第28話

 不思議だ。先程までは怒りや憎しみの感情て押しつぶされそうだったのに、今は感情が静かで、一切のゆらぎなく落ち着いている。


 レノウスの目を見ると、彼の目には怒り、憎しみ、そして恐怖が宿っていた。まるで、先程までの自分を見ているかのようである。


 それに終止符を打つかのように、俺は静かに呟いた。


「一瞬で、終わらせてやる」


 クロノスから借りた黒い魔力を具現化させ、それら一つ一つに「黒喰ヴァイータ」を付与し、発動させる。


吸収無極点ブラックアウトポイント


 レノウスの目先に、漆黒の球体が出現した。すんでのところで回避されたが、それでもまだ終わっていない。球体は地面を抉り、全てを飲み込み始める。光さえ逃さない。


「くそが、んだよこれぇぇぇ!!」


 奴は再び回避の姿勢。だが、体がもう動かないようだった。吸収無極点ブラックアウトポイントがやつをじわりじわりと吸い込んでいるからだ。必死に抵抗しているが、徐々に奴は球体に引っ張られていく。そして。


 バツン


「ぎゃああああああああああああっ!!?」


 レノウスの足が削り取られた。あまりの痛みに奴は発狂するが、それでも止まらない。止まることができない。ガリガリと体が削られていく。あまりにも無惨な光景に、アーシャは目を背けている。


 腰から下は全部削り取られた。もう声にならない叫びを上げている。だが、俺の方も魔力の制御がおぼつかなくなってきた。魔王の半分の力を自身に付与しているのだから、当たり前である。いくら「時空」の魔王を心に収めているとはいえ、所詮人間。魔力の消耗が大きすぎる。


 やがて視界がぐらついたかと思いきや、ついに宿魔ドゥーマの効果が切れた。俺が纏っていた凝縮された黒い魔力は一気に分散する。吸収無極点ブラックアウトポイントも消滅し、下半身が無くなり呻き声を上げるレノウスが取り残された。

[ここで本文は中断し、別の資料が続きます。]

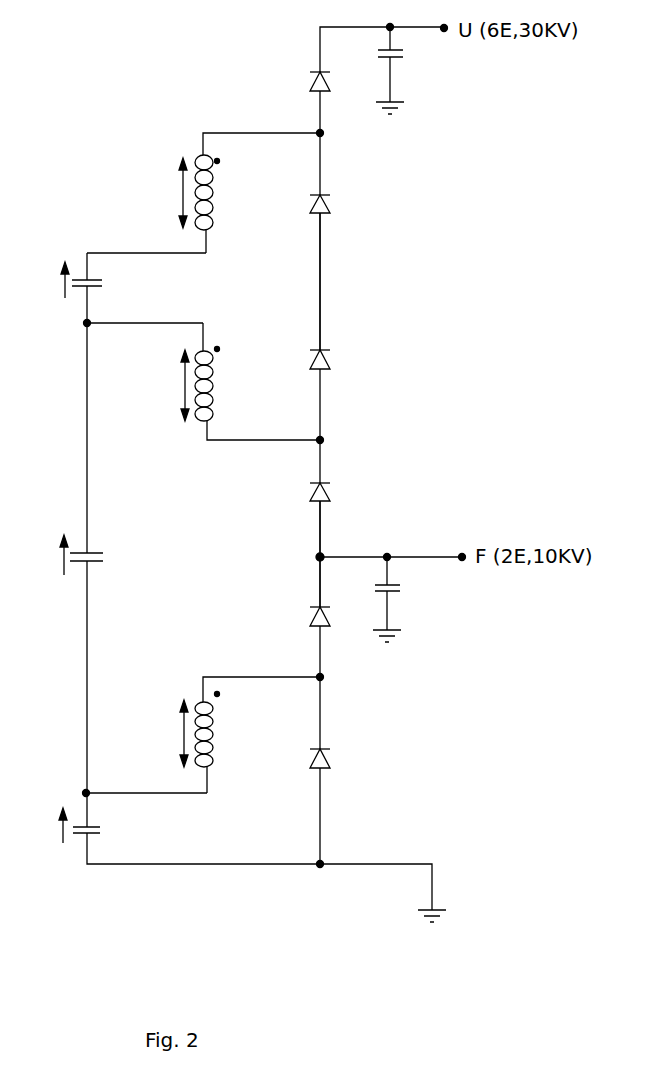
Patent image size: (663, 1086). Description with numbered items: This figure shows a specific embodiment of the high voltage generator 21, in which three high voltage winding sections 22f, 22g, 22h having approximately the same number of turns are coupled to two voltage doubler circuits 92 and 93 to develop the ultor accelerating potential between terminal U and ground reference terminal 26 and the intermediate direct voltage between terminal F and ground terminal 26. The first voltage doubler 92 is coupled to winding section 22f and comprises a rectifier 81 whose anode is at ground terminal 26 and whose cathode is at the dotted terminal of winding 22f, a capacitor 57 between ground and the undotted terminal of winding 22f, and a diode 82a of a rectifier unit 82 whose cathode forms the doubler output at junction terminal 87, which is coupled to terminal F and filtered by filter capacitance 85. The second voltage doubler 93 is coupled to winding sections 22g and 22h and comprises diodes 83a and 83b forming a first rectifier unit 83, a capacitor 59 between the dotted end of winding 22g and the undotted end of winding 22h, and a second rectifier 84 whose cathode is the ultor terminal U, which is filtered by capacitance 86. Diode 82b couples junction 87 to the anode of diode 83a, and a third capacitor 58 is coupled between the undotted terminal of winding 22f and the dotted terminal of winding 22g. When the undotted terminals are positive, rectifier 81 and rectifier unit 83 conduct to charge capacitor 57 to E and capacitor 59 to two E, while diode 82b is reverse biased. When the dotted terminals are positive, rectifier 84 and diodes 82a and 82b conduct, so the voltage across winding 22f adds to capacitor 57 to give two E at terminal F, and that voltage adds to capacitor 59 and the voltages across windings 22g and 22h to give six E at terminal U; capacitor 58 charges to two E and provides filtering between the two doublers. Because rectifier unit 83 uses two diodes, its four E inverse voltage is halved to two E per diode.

 俺は力が抜けたようにその場に膝をつく。それを見たアーシャがハッとしたように、慌てて俺を支えに入った。


「………」


 はぁ、はぁ、と乱れた呼吸を整える。体の中にほとんど魔力が残っていない。かろうじて手の中に魔力を込められるか、という程度なため、もしレノウスが反撃をしてきたら打つ手がない。なにせ、アーシャも疲労困憊、リディは敵う相手じゃないし、テオも同じくだ。

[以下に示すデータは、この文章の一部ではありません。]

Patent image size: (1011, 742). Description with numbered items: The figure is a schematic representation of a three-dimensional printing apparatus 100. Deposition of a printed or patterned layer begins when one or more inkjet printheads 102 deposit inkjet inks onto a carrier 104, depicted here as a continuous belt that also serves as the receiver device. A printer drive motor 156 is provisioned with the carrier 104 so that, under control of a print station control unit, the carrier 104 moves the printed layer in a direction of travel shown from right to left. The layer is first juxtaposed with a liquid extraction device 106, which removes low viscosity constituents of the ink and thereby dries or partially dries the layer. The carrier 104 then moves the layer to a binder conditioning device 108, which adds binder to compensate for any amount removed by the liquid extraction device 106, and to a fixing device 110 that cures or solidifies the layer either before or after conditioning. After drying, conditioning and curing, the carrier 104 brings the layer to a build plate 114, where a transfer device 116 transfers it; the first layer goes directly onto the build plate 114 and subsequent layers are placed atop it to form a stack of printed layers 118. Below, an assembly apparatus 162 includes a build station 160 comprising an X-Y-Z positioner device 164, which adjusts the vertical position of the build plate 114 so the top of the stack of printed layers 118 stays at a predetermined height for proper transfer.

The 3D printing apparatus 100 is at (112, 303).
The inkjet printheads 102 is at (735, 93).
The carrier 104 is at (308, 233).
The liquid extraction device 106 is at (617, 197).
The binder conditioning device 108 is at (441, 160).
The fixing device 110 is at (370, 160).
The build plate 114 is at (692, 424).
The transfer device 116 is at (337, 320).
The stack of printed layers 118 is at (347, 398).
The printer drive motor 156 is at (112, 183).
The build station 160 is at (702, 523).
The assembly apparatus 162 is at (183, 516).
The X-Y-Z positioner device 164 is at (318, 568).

 しかし、どうやらこの心配は杞憂になりそうだ。下半身を失ったレノウスはただただ呻き声をあげているだけだ。やれ、先程まで威勢が良かったのにこのざまである。復讐を遂げた達成感と言うより、呆れが勝っていた。


「アーシャ、大丈夫か?」


「私の心配をする前に、まずパベル様が自分のしないといけない気がします」


「……それもそうだな」


 若干睨まれてしまった。


 他の2人に目を向けると、何が起こったのか分からずぽかんとしている様子だ。ああ、そうだ。あの2人には俺の力のことをまだ話していないんだっけ。


「まったく、色々急な展開過ぎてなにがなんだか……」


 やらないといけないことは山ほどある。まず、レノウスの処理だ。まぁ、ほっといてもそのまま死ぬだろうが……。チラリと奴の方に目を向ける。と、ここで異変に気づいた。


「ガ……ガ、アア、アアアア……」


「?」


 なにやら様子がおかしい。もはや呻き声でなく、何かバケモノじみた鳴き声に聞こえる。それに妙に……魔力が。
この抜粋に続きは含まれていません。